COPYRIGHT December, 2023 Roger Johnson, All RIGHTS RESERVED
Roger, what an amazing career. I read the whole post in one sitting- mesmerized. Thank you for investing yourself in telling your story... and telling it well and transparently.
Like you, I got sick of the bag drag, only I got sick of it much earlier. That’s why I spent the last 10 years of my career flying morning out and backs to New Orleans. In those 10 years I bet I didnt spend more than 8 days/nights in a crew hotel (and 5 of those were because I forget to bid!)

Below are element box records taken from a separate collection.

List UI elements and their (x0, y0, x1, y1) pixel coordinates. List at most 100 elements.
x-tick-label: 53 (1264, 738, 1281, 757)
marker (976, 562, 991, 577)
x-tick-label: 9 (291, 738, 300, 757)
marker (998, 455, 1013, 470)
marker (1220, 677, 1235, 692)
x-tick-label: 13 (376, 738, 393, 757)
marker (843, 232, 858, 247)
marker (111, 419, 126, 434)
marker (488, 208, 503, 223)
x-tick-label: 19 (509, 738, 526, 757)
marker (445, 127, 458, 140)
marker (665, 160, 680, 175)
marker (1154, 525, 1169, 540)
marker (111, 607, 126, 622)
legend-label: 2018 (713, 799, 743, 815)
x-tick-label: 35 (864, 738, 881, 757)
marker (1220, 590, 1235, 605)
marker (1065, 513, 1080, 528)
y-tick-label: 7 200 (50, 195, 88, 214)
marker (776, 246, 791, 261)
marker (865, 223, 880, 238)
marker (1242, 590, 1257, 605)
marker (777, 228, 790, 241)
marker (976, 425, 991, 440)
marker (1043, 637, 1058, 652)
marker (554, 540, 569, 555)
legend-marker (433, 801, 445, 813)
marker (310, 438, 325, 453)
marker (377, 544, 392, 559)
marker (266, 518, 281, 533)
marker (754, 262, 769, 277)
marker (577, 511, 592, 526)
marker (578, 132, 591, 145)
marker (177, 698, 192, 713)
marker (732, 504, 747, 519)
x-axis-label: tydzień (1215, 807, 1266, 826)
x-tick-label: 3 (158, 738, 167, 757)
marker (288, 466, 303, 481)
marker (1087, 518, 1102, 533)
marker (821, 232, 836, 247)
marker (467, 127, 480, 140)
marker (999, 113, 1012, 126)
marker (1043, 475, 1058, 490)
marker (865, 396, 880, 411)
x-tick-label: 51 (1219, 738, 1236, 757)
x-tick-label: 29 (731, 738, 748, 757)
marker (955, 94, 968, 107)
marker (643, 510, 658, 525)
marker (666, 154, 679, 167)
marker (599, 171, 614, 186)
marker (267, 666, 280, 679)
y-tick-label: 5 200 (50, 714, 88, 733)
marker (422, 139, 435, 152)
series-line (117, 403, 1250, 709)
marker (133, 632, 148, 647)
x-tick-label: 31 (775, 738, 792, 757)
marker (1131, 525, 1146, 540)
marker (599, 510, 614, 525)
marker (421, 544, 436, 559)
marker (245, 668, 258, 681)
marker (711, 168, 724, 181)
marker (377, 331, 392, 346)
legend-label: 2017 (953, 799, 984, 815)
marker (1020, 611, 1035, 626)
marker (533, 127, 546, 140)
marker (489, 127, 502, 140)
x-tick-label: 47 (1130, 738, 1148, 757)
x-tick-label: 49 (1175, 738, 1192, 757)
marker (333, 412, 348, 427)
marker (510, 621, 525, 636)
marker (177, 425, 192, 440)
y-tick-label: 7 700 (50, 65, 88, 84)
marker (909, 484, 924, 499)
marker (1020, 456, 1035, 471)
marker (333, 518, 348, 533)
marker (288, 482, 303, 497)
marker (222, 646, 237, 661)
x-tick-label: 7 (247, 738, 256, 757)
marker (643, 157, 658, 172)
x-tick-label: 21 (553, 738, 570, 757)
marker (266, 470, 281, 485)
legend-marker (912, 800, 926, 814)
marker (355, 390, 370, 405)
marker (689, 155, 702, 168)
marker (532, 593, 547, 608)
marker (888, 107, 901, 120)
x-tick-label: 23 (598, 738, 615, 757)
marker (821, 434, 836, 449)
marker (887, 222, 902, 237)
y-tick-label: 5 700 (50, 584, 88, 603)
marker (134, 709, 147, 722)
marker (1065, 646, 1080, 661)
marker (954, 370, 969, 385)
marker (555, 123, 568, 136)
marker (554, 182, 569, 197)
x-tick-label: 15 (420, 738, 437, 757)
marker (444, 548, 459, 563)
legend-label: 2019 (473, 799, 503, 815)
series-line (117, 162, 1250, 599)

I feel your pain about alimony/child support payments. At one time I was paying over $120k/year. I was technically bankrupt when I first met Gina-even borrowed money from a single mom with 2 kids to make ends meet one month. How humiliating. But God is good and specializes in broken vessels, and He has blessed us beyond measure.
I am thrilled to read about your current marriage. If we let him, God turns lemons into lemonade. Grace over judgment.
Thanks again for sharing your story... I really enjoyed it.